A whiff of nostalgia

The History Channel presented a program on one of history’s most under-appreciated technologies the other night, and I could certainly relate.

No one gives the slightest thought to what happens when they flush a toilet. The stuff disappears, and goes somewhere. Who cares where? As long as it goes.

Well, exactly. One summer, I was on a crew that worked anonymously out of a couple of white city pickup trucks to keep the stuff going. It was one of the most interesting jobs I have had, and one that very few people know anything about. Citizens in their vehicles passing by gave us the most uninterested glances, not knowing at all what we were up to.

Our work always started with a call, or calls, from an address, a street, a neighborhood. Toilets would not flush, and users demanded to know why and to have it fixed immediately. We on the sewer crew were either anonymous or guilty.

Most of the time, we found the problem with our noses. It took a manhole a few hours to fill up and overflow into the street. Calls always started coming long before that. Our strategy was to pick a point a couple of blocks away from the complaining address and idle slowly toward it, sniffing the air above each manhole as we passed over it. We batted a thousand that summer, for finding the manhole that was backing up.

Somebody would lift the lid, to make sure.

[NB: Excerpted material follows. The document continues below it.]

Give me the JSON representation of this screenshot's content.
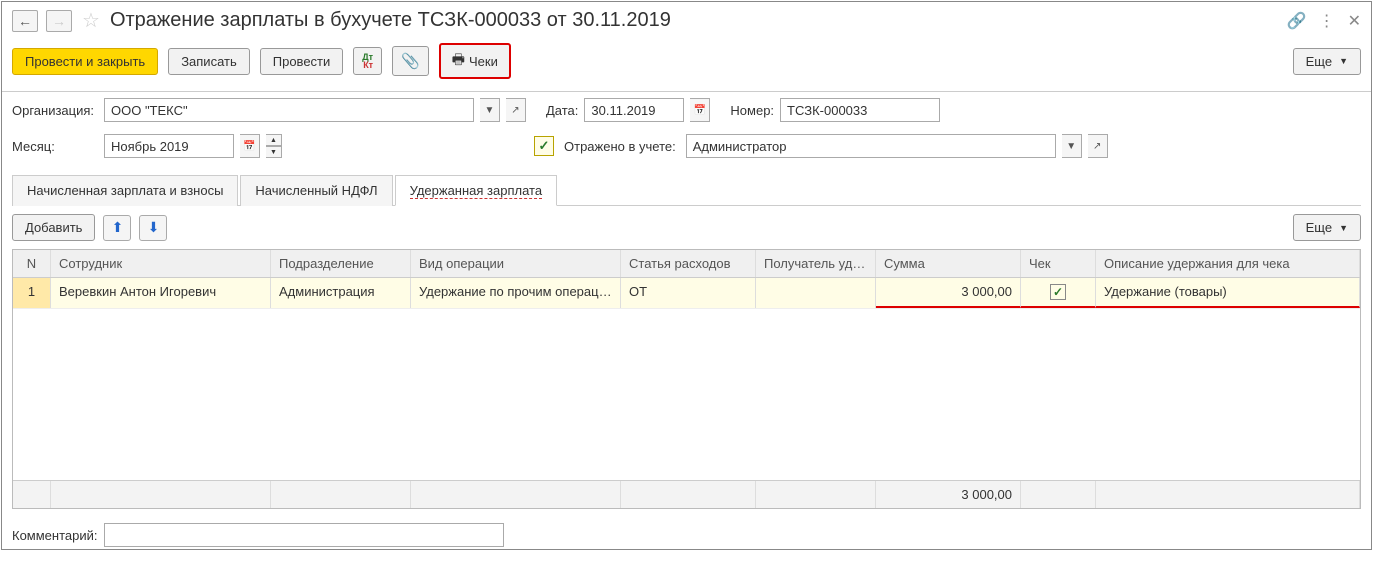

Then the technique was to retreat, to the next manhole back, which we knew would be dry. A manhole is just what it says it is. It lets a man climb down into the brick-lined chamber to the bottom, where the clay sewer line is easily accessible. Seniority dictated who did what. You had to have some seniority to be the one to climb down with the hammer to break a hole in the line. The hole had to be big enough without damaging the line too much, so it would be easy to patch. Inside, the line was relatively dry.

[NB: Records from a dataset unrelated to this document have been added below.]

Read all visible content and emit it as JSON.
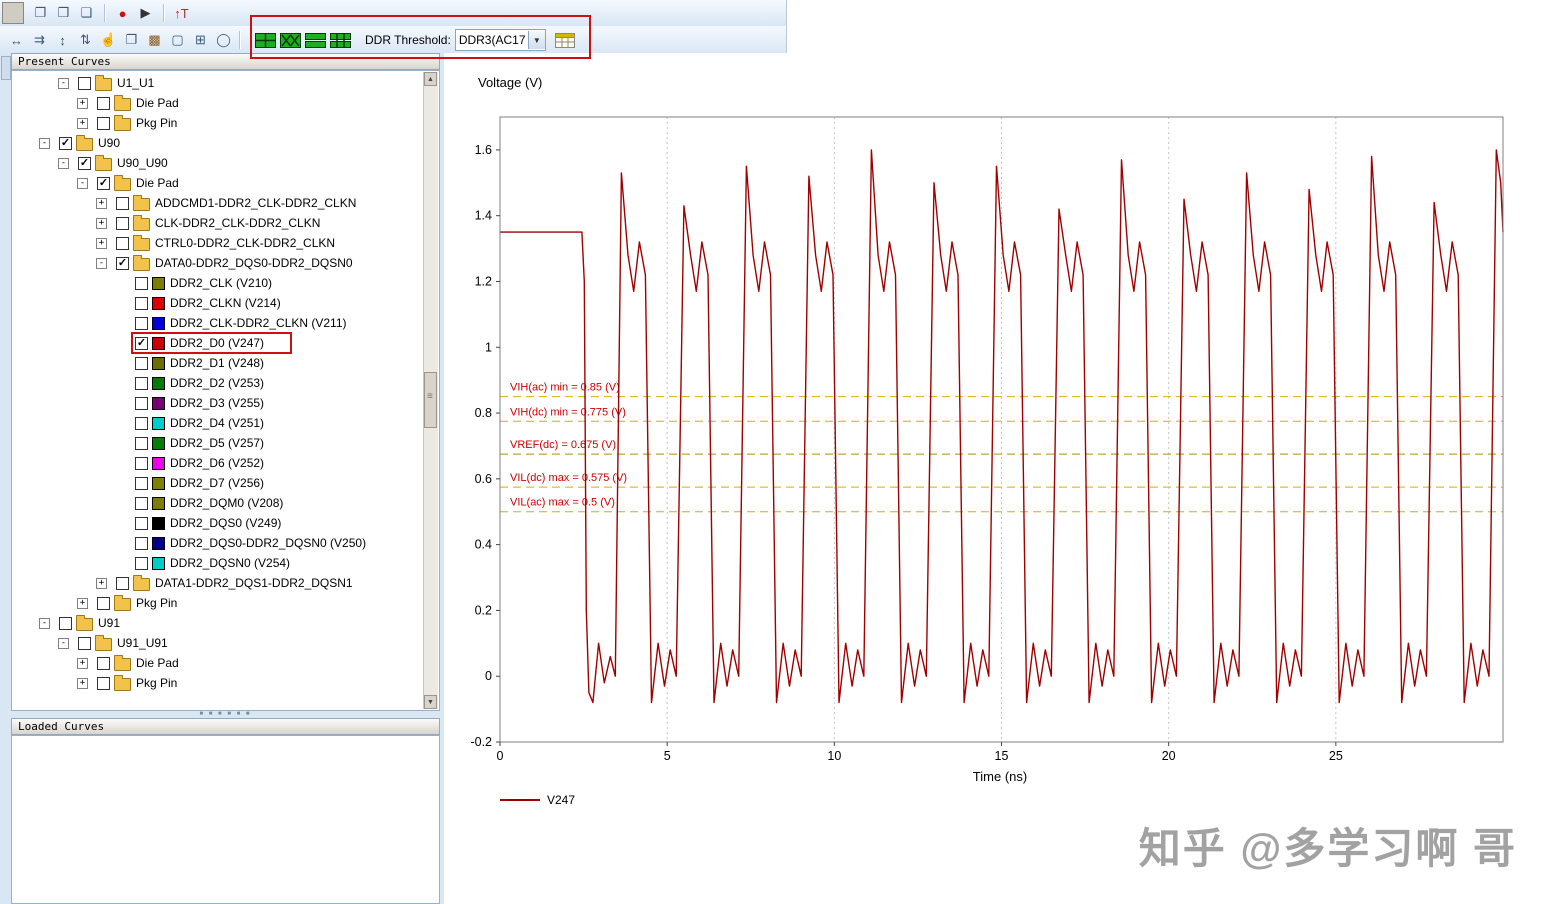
{
  "toolbar_top": {
    "buttons": [
      {
        "name": "new-session",
        "glyph": "❐",
        "color": "#3a5a7a"
      },
      {
        "name": "open-session",
        "glyph": "❒",
        "color": "#3a5a7a"
      },
      {
        "name": "save-session",
        "glyph": "❏",
        "color": "#3a5a7a"
      },
      {
        "name": "record",
        "glyph": "●",
        "color": "#cc1111"
      },
      {
        "name": "run",
        "glyph": "▶",
        "color": "#333333"
      },
      {
        "name": "text-marker",
        "glyph": "↑T",
        "color": "#b03030"
      }
    ]
  },
  "toolbar_main": {
    "buttons": [
      {
        "name": "fit-horizontal",
        "glyph": "↔",
        "color": "#3a5a7a"
      },
      {
        "name": "pan-horizontal",
        "glyph": "⇉",
        "color": "#3a5a7a"
      },
      {
        "name": "fit-vertical",
        "glyph": "↕",
        "color": "#3a5a7a"
      },
      {
        "name": "zoom-vertical",
        "glyph": "⇅",
        "color": "#3a5a7a"
      },
      {
        "name": "pan-tool",
        "glyph": "☝",
        "color": "#7a6a40"
      },
      {
        "name": "copy-view",
        "glyph": "❐",
        "color": "#3a5a7a"
      },
      {
        "name": "color-map",
        "glyph": "▩",
        "color": "#8a5a20"
      },
      {
        "name": "select-region",
        "glyph": "▢",
        "color": "#3a5a7a"
      },
      {
        "name": "grid-select",
        "glyph": "⊞",
        "color": "#3a5a7a"
      },
      {
        "name": "lasso-select",
        "glyph": "◯",
        "color": "#3a5a7a"
      }
    ],
    "view_buttons": [
      {
        "name": "quad-waveform-view"
      },
      {
        "name": "eye-mask-view"
      },
      {
        "name": "stacked-waveform-view"
      },
      {
        "name": "tabular-waveform-view"
      }
    ],
    "ddr_threshold_label": "DDR Threshold:",
    "ddr_threshold_value": "DDR3(AC17"
  },
  "panels": {
    "present_curves_title": "Present Curves",
    "loaded_curves_title": "Loaded Curves"
  },
  "tree": {
    "rows": [
      {
        "type": "folder",
        "depth": 1,
        "expand": "-",
        "checked": false,
        "label": "U1_U1"
      },
      {
        "type": "folder",
        "depth": 2,
        "expand": "+",
        "checked": false,
        "label": "Die Pad"
      },
      {
        "type": "folder",
        "depth": 2,
        "expand": "+",
        "checked": false,
        "label": "Pkg Pin"
      },
      {
        "type": "folder",
        "depth": 0,
        "expand": "-",
        "checked": true,
        "label": "U90"
      },
      {
        "type": "folder",
        "depth": 1,
        "expand": "-",
        "checked": true,
        "label": "U90_U90"
      },
      {
        "type": "folder",
        "depth": 2,
        "expand": "-",
        "checked": true,
        "label": "Die Pad"
      },
      {
        "type": "folder",
        "depth": 3,
        "expand": "+",
        "checked": false,
        "label": "ADDCMD1-DDR2_CLK-DDR2_CLKN"
      },
      {
        "type": "folder",
        "depth": 3,
        "expand": "+",
        "checked": false,
        "label": "CLK-DDR2_CLK-DDR2_CLKN"
      },
      {
        "type": "folder",
        "depth": 3,
        "expand": "+",
        "checked": false,
        "label": "CTRL0-DDR2_CLK-DDR2_CLKN"
      },
      {
        "type": "folder",
        "depth": 3,
        "expand": "-",
        "checked": true,
        "label": "DATA0-DDR2_DQS0-DDR2_DQSN0"
      },
      {
        "type": "leaf",
        "depth": 4,
        "checked": false,
        "color": "#7d7d00",
        "label": "DDR2_CLK (V210)"
      },
      {
        "type": "leaf",
        "depth": 4,
        "checked": false,
        "color": "#dd0000",
        "label": "DDR2_CLKN (V214)"
      },
      {
        "type": "leaf",
        "depth": 4,
        "checked": false,
        "color": "#0000dd",
        "label": "DDR2_CLK-DDR2_CLKN (V211)"
      },
      {
        "type": "leaf",
        "depth": 4,
        "checked": true,
        "color": "#cc0000",
        "label": "DDR2_D0 (V247)",
        "highlight": true
      },
      {
        "type": "leaf",
        "depth": 4,
        "checked": false,
        "color": "#6e6e00",
        "label": "DDR2_D1 (V248)"
      },
      {
        "type": "leaf",
        "depth": 4,
        "checked": false,
        "color": "#007a00",
        "label": "DDR2_D2 (V253)"
      },
      {
        "type": "leaf",
        "depth": 4,
        "checked": false,
        "color": "#7a007a",
        "label": "DDR2_D3 (V255)"
      },
      {
        "type": "leaf",
        "depth": 4,
        "checked": false,
        "color": "#00cccc",
        "label": "DDR2_D4 (V251)"
      },
      {
        "type": "leaf",
        "depth": 4,
        "checked": false,
        "color": "#008000",
        "label": "DDR2_D5 (V257)"
      },
      {
        "type": "leaf",
        "depth": 4,
        "checked": false,
        "color": "#ee00ee",
        "label": "DDR2_D6 (V252)"
      },
      {
        "type": "leaf",
        "depth": 4,
        "checked": false,
        "color": "#808000",
        "label": "DDR2_D7 (V256)"
      },
      {
        "type": "leaf",
        "depth": 4,
        "checked": false,
        "color": "#7d7d00",
        "label": "DDR2_DQM0 (V208)"
      },
      {
        "type": "leaf",
        "depth": 4,
        "checked": false,
        "color": "#000000",
        "label": "DDR2_DQS0 (V249)"
      },
      {
        "type": "leaf",
        "depth": 4,
        "checked": false,
        "color": "#000088",
        "label": "DDR2_DQS0-DDR2_DQSN0 (V250)"
      },
      {
        "type": "leaf",
        "depth": 4,
        "checked": false,
        "color": "#00cccc",
        "label": "DDR2_DQSN0 (V254)"
      },
      {
        "type": "folder",
        "depth": 3,
        "expand": "+",
        "checked": false,
        "label": "DATA1-DDR2_DQS1-DDR2_DQSN1"
      },
      {
        "type": "folder",
        "depth": 2,
        "expand": "+",
        "checked": false,
        "label": "Pkg Pin"
      },
      {
        "type": "folder",
        "depth": 0,
        "expand": "-",
        "checked": false,
        "label": "U91"
      },
      {
        "type": "folder",
        "depth": 1,
        "expand": "-",
        "checked": false,
        "label": "U91_U91"
      },
      {
        "type": "folder",
        "depth": 2,
        "expand": "+",
        "checked": false,
        "label": "Die Pad"
      },
      {
        "type": "folder",
        "depth": 2,
        "expand": "+",
        "checked": false,
        "label": "Pkg Pin"
      }
    ]
  },
  "chart_data": {
    "type": "line",
    "title": "",
    "xlabel": "Time (ns)",
    "ylabel": "Voltage (V)",
    "xlim": [
      0,
      30
    ],
    "ylim": [
      -0.2,
      1.7
    ],
    "xticks": [
      0,
      5,
      10,
      15,
      20,
      25
    ],
    "yticks": [
      -0.2,
      0,
      0.2,
      0.4,
      0.6,
      0.8,
      1,
      1.2,
      1.4,
      1.6
    ],
    "grid": "vertical-dotted",
    "legend_position": "bottom-left",
    "threshold_label_color": "#cc0000",
    "thresholds": [
      {
        "label": "VIH(ac) min = 0.85 (V)",
        "value": 0.85,
        "color": "#d8ae00"
      },
      {
        "label": "VIH(dc) min = 0.775 (V)",
        "value": 0.775,
        "color": "#d8ae00"
      },
      {
        "label": "VREF(dc) = 0.675 (V)",
        "value": 0.675,
        "color": "#b08e00"
      },
      {
        "label": "VIL(dc) max = 0.575 (V)",
        "value": 0.575,
        "color": "#d8ae00"
      },
      {
        "label": "VIL(ac) max = 0.5 (V)",
        "value": 0.5,
        "color": "#d8ae00"
      }
    ],
    "series": [
      {
        "name": "V247",
        "color": "#a00000",
        "points": [
          [
            0,
            1.35
          ],
          [
            2.45,
            1.35
          ],
          [
            2.52,
            1.2
          ],
          [
            2.58,
            0.2
          ],
          [
            2.66,
            -0.05
          ],
          [
            2.78,
            -0.08
          ],
          [
            2.95,
            0.1
          ],
          [
            3.12,
            -0.02
          ],
          [
            3.3,
            0.06
          ],
          [
            3.45,
            0
          ],
          [
            3.63,
            1.53
          ],
          [
            3.83,
            1.28
          ],
          [
            4,
            1.17
          ],
          [
            4.17,
            1.32
          ],
          [
            4.35,
            1.22
          ],
          [
            4.53,
            -0.08
          ],
          [
            4.73,
            0.1
          ],
          [
            4.92,
            -0.03
          ],
          [
            5.09,
            0.08
          ],
          [
            5.27,
            0
          ],
          [
            5.5,
            1.43
          ],
          [
            5.7,
            1.28
          ],
          [
            5.87,
            1.17
          ],
          [
            6.04,
            1.32
          ],
          [
            6.22,
            1.22
          ],
          [
            6.4,
            -0.08
          ],
          [
            6.6,
            0.1
          ],
          [
            6.79,
            -0.03
          ],
          [
            6.96,
            0.08
          ],
          [
            7.14,
            0
          ],
          [
            7.37,
            1.55
          ],
          [
            7.57,
            1.28
          ],
          [
            7.74,
            1.17
          ],
          [
            7.91,
            1.32
          ],
          [
            8.09,
            1.22
          ],
          [
            8.27,
            -0.08
          ],
          [
            8.47,
            0.1
          ],
          [
            8.66,
            -0.03
          ],
          [
            8.83,
            0.08
          ],
          [
            9.01,
            0
          ],
          [
            9.24,
            1.52
          ],
          [
            9.44,
            1.28
          ],
          [
            9.61,
            1.17
          ],
          [
            9.78,
            1.32
          ],
          [
            9.96,
            1.22
          ],
          [
            10.14,
            -0.08
          ],
          [
            10.34,
            0.1
          ],
          [
            10.53,
            -0.03
          ],
          [
            10.7,
            0.08
          ],
          [
            10.88,
            0
          ],
          [
            11.11,
            1.6
          ],
          [
            11.31,
            1.28
          ],
          [
            11.48,
            1.17
          ],
          [
            11.65,
            1.32
          ],
          [
            11.83,
            1.22
          ],
          [
            12.01,
            -0.08
          ],
          [
            12.21,
            0.1
          ],
          [
            12.4,
            -0.03
          ],
          [
            12.57,
            0.08
          ],
          [
            12.75,
            0
          ],
          [
            12.98,
            1.5
          ],
          [
            13.18,
            1.28
          ],
          [
            13.35,
            1.17
          ],
          [
            13.52,
            1.32
          ],
          [
            13.7,
            1.22
          ],
          [
            13.88,
            -0.08
          ],
          [
            14.08,
            0.1
          ],
          [
            14.27,
            -0.03
          ],
          [
            14.44,
            0.08
          ],
          [
            14.62,
            0
          ],
          [
            14.85,
            1.55
          ],
          [
            15.05,
            1.28
          ],
          [
            15.22,
            1.17
          ],
          [
            15.39,
            1.32
          ],
          [
            15.57,
            1.22
          ],
          [
            15.75,
            -0.08
          ],
          [
            15.95,
            0.1
          ],
          [
            16.14,
            -0.03
          ],
          [
            16.31,
            0.08
          ],
          [
            16.49,
            0
          ],
          [
            16.72,
            1.42
          ],
          [
            16.92,
            1.28
          ],
          [
            17.09,
            1.17
          ],
          [
            17.26,
            1.32
          ],
          [
            17.44,
            1.22
          ],
          [
            17.62,
            -0.08
          ],
          [
            17.82,
            0.1
          ],
          [
            18.01,
            -0.03
          ],
          [
            18.18,
            0.08
          ],
          [
            18.36,
            0
          ],
          [
            18.59,
            1.57
          ],
          [
            18.79,
            1.28
          ],
          [
            18.96,
            1.17
          ],
          [
            19.13,
            1.32
          ],
          [
            19.31,
            1.22
          ],
          [
            19.49,
            -0.08
          ],
          [
            19.69,
            0.1
          ],
          [
            19.88,
            -0.03
          ],
          [
            20.05,
            0.08
          ],
          [
            20.23,
            0
          ],
          [
            20.46,
            1.45
          ],
          [
            20.66,
            1.28
          ],
          [
            20.83,
            1.17
          ],
          [
            21,
            1.32
          ],
          [
            21.18,
            1.22
          ],
          [
            21.36,
            -0.08
          ],
          [
            21.56,
            0.1
          ],
          [
            21.75,
            -0.03
          ],
          [
            21.92,
            0.08
          ],
          [
            22.1,
            0
          ],
          [
            22.33,
            1.53
          ],
          [
            22.53,
            1.28
          ],
          [
            22.7,
            1.17
          ],
          [
            22.87,
            1.32
          ],
          [
            23.05,
            1.22
          ],
          [
            23.23,
            -0.08
          ],
          [
            23.43,
            0.1
          ],
          [
            23.62,
            -0.03
          ],
          [
            23.79,
            0.08
          ],
          [
            23.97,
            0
          ],
          [
            24.2,
            1.48
          ],
          [
            24.4,
            1.28
          ],
          [
            24.57,
            1.17
          ],
          [
            24.74,
            1.32
          ],
          [
            24.92,
            1.22
          ],
          [
            25.1,
            -0.08
          ],
          [
            25.3,
            0.1
          ],
          [
            25.49,
            -0.03
          ],
          [
            25.66,
            0.08
          ],
          [
            25.84,
            0
          ],
          [
            26.07,
            1.58
          ],
          [
            26.27,
            1.28
          ],
          [
            26.44,
            1.17
          ],
          [
            26.61,
            1.32
          ],
          [
            26.79,
            1.22
          ],
          [
            26.97,
            -0.08
          ],
          [
            27.17,
            0.1
          ],
          [
            27.36,
            -0.03
          ],
          [
            27.53,
            0.08
          ],
          [
            27.71,
            0
          ],
          [
            27.94,
            1.44
          ],
          [
            28.14,
            1.28
          ],
          [
            28.31,
            1.17
          ],
          [
            28.48,
            1.32
          ],
          [
            28.66,
            1.22
          ],
          [
            28.84,
            -0.08
          ],
          [
            29.04,
            0.1
          ],
          [
            29.23,
            -0.03
          ],
          [
            29.4,
            0.08
          ],
          [
            29.58,
            0
          ],
          [
            29.8,
            1.6
          ],
          [
            29.93,
            1.5
          ],
          [
            30,
            1.35
          ]
        ]
      }
    ]
  },
  "watermark": "知乎 @多学习啊 哥"
}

Then out of the pickup came lengths of steel rods, strong but thin enough to be flexible. At each end the rod had what looked like a Tinker Toy cylinder. These coupled the rods together, and through each cylinder passed a hole, at right angles to the rod. Into the hole was slipped a solid steel rod, about three feet long, that was manually rotated to cause the entire length of coupled rods to turn.

Several rods were thus assembled, an auger-like device coupled to one end, and this and the rod were fed down into the manhole, inserted through the break in the line, and the auger pointed upstream, toward the blockage we knew was in the line between this manhole and the smelly one up the street. Above the manhole, the honor of rotating the rod fell to the crew’s junior member. That was me. I twisted, lengths of rod fed into the hole, and more were coupled on. Every couple of lengths, I would move the twist rod back, slip it through a new hole, and continue.

Typically, the going was easy at first, and then the auger would find the blockage. What was the blockage? Anything a citizen could find that would flush down the toilet. With the resistance, managing the twist rod became tricky. Considerable torque could build up, and if I lost my grip, the twist rod in releasing that torque could do me considerable damage. In July in West Texas, the whole process was something of a challenge.

With luck, the blockage would break in under 10 minutes. I felt the torque release, flow was restored, the manhole or manholes between us and the address emptied themselves, and all that was left was to pull the rod out of the line, which was also the junior member’s job.